日本マクドナルド、本格回復の足取りは重い
2016年に入り、日本マクドナルド(以下、マクドナルド)の業績に回復の兆しがみられる。15年12月期に同社としては過去最大の347億円の最終赤字を計上して、2期連続の最終赤字となり、2月に連結最終損益が黒字に転換する見通しを発表した。それを裏付けるかのように、15年12月から4カ月連続で既存店売上高が前年同月比を上回り、ここ3カ月は客数、単価ともにプラスを記録している(図表)。

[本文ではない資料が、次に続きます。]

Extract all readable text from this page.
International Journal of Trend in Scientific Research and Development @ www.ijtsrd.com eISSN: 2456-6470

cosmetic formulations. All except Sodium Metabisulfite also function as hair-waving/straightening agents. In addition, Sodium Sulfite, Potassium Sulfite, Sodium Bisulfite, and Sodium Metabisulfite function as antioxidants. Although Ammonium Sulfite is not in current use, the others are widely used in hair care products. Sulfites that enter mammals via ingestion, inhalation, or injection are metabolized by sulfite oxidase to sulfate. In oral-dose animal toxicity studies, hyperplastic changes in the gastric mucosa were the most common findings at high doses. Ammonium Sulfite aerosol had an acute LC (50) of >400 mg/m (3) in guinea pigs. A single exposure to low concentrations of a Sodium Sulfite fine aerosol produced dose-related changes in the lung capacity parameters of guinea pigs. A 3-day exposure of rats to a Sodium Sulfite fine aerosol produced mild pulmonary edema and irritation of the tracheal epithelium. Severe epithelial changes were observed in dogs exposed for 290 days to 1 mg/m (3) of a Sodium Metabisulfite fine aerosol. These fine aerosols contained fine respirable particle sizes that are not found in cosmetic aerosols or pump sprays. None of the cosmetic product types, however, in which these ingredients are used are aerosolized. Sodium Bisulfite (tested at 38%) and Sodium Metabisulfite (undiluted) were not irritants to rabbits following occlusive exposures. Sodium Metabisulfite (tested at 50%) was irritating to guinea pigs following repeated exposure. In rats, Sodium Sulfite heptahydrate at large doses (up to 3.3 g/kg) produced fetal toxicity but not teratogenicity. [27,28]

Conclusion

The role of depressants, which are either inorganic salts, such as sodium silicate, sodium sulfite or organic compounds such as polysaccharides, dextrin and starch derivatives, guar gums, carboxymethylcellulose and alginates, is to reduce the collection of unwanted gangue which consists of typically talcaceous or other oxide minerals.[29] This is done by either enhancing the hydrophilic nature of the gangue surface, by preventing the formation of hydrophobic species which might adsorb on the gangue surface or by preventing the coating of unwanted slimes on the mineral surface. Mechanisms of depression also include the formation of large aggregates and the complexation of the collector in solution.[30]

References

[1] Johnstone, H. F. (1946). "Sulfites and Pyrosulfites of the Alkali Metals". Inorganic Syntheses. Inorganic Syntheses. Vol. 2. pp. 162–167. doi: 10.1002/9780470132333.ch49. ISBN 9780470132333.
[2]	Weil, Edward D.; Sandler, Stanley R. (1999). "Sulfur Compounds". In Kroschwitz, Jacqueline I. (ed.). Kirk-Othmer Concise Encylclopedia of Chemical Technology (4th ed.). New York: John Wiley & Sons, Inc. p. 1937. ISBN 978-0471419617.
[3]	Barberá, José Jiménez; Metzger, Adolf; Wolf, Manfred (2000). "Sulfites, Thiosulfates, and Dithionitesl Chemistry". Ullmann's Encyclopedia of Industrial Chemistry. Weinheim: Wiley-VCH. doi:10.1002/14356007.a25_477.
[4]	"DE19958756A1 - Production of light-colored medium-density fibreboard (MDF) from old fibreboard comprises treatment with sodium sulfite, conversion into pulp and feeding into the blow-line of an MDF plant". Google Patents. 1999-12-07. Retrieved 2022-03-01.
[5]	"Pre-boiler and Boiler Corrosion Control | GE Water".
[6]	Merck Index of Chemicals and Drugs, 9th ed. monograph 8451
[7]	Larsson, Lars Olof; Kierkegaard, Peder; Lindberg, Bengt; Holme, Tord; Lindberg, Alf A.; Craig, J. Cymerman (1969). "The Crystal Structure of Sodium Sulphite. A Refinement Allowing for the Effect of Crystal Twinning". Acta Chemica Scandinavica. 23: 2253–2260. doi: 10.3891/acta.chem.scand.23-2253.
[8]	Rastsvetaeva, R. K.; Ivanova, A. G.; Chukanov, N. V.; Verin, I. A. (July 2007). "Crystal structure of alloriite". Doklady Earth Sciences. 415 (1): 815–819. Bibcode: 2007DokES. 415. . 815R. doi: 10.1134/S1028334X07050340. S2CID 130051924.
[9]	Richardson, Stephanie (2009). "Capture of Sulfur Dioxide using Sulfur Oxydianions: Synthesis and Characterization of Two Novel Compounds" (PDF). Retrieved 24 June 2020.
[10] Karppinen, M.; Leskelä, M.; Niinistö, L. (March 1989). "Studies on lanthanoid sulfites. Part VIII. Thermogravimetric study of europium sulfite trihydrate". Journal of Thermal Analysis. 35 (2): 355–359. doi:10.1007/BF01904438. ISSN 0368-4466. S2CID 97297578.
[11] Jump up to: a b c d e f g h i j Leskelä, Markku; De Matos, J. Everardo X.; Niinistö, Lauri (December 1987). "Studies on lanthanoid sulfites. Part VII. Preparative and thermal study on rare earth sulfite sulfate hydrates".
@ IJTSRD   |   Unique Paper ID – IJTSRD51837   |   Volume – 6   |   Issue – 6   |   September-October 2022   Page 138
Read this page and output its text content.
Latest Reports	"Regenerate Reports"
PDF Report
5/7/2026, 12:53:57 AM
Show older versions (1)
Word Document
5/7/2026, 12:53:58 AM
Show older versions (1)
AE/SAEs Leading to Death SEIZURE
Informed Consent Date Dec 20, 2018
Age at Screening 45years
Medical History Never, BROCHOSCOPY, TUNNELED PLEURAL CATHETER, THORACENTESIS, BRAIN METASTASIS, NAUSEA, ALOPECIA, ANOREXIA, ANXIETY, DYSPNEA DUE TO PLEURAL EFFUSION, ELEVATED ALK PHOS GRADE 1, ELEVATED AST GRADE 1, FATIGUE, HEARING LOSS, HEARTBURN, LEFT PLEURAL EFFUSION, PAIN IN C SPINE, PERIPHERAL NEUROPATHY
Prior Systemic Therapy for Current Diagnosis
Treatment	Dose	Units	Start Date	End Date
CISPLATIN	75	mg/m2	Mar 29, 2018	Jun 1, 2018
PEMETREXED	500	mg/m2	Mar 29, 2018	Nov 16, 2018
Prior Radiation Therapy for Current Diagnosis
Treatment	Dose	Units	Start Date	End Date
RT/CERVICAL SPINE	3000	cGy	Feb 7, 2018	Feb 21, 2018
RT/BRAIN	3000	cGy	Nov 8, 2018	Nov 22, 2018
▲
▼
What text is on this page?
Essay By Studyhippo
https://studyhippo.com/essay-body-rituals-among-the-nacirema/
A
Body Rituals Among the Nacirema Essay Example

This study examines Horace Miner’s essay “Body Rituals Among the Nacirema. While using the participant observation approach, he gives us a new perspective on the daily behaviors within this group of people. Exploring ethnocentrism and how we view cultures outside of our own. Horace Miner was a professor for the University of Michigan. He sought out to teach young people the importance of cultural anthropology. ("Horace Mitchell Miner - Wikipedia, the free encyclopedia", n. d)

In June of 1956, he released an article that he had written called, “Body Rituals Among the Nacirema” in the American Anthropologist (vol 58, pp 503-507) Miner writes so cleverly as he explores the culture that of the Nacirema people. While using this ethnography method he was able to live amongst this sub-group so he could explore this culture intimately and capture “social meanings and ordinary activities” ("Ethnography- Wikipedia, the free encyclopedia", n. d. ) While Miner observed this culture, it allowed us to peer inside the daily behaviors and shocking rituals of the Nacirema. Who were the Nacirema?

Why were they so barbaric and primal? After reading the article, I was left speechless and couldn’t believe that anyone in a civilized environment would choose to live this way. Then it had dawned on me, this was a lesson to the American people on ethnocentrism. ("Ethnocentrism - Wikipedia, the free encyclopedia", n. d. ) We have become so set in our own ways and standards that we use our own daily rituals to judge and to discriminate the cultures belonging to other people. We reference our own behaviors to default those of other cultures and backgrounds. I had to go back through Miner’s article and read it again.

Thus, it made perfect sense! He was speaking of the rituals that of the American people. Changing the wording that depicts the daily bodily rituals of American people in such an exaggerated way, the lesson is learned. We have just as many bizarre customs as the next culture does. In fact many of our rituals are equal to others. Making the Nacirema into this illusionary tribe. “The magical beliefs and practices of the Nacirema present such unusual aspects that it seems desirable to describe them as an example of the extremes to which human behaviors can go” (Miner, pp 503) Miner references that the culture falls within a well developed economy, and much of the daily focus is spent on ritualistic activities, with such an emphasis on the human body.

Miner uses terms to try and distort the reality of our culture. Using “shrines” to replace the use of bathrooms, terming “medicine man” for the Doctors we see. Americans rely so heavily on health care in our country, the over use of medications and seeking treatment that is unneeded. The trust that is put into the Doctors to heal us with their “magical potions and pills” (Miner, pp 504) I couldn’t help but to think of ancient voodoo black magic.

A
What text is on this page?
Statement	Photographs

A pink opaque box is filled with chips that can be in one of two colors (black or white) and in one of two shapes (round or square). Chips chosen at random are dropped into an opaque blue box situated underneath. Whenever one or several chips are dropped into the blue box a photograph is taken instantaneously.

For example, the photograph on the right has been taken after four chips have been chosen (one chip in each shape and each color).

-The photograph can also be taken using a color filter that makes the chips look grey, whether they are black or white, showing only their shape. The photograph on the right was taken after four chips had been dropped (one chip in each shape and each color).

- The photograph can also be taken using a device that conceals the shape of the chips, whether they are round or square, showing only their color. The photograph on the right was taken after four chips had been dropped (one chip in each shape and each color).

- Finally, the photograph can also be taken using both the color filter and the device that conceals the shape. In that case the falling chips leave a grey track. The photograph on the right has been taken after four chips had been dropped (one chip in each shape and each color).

しかし、プラスに転じた4カ月は前年が2~3割のマイナス幅であったため、その反動を考慮する必要がある。実質的には、14年7月の「使用期限切れ鶏肉問題」が発覚する前の水準までには回復していないと推測されている。さらに、1月には米マクドナルドが日本法人の株式売却の検討を表明している。単独での再建に向けて厳しい状況に変わりはない。

ハンバーガー市場の新たな競争
『比較ケースから学ぶ戦略経営』(KADOKAWA・中経出版/松田久一)
ひとつは、国内のハンバーガーチェーンによるマクドナルド客の取り込みである。モスバーガーは、マクドナルドの不祥事を受け、いち早く「生野菜の国産化」を打ち出した。さらに、「健康志向」と「安全」を売りに、15年5月には全商品の約9割の商品を値上げしたが、既存店売上高は前年比プラスを続けている。また、フレッシュネスバーガーやロッテリアは素材にこだわった高単価のハンバーガーを展開している。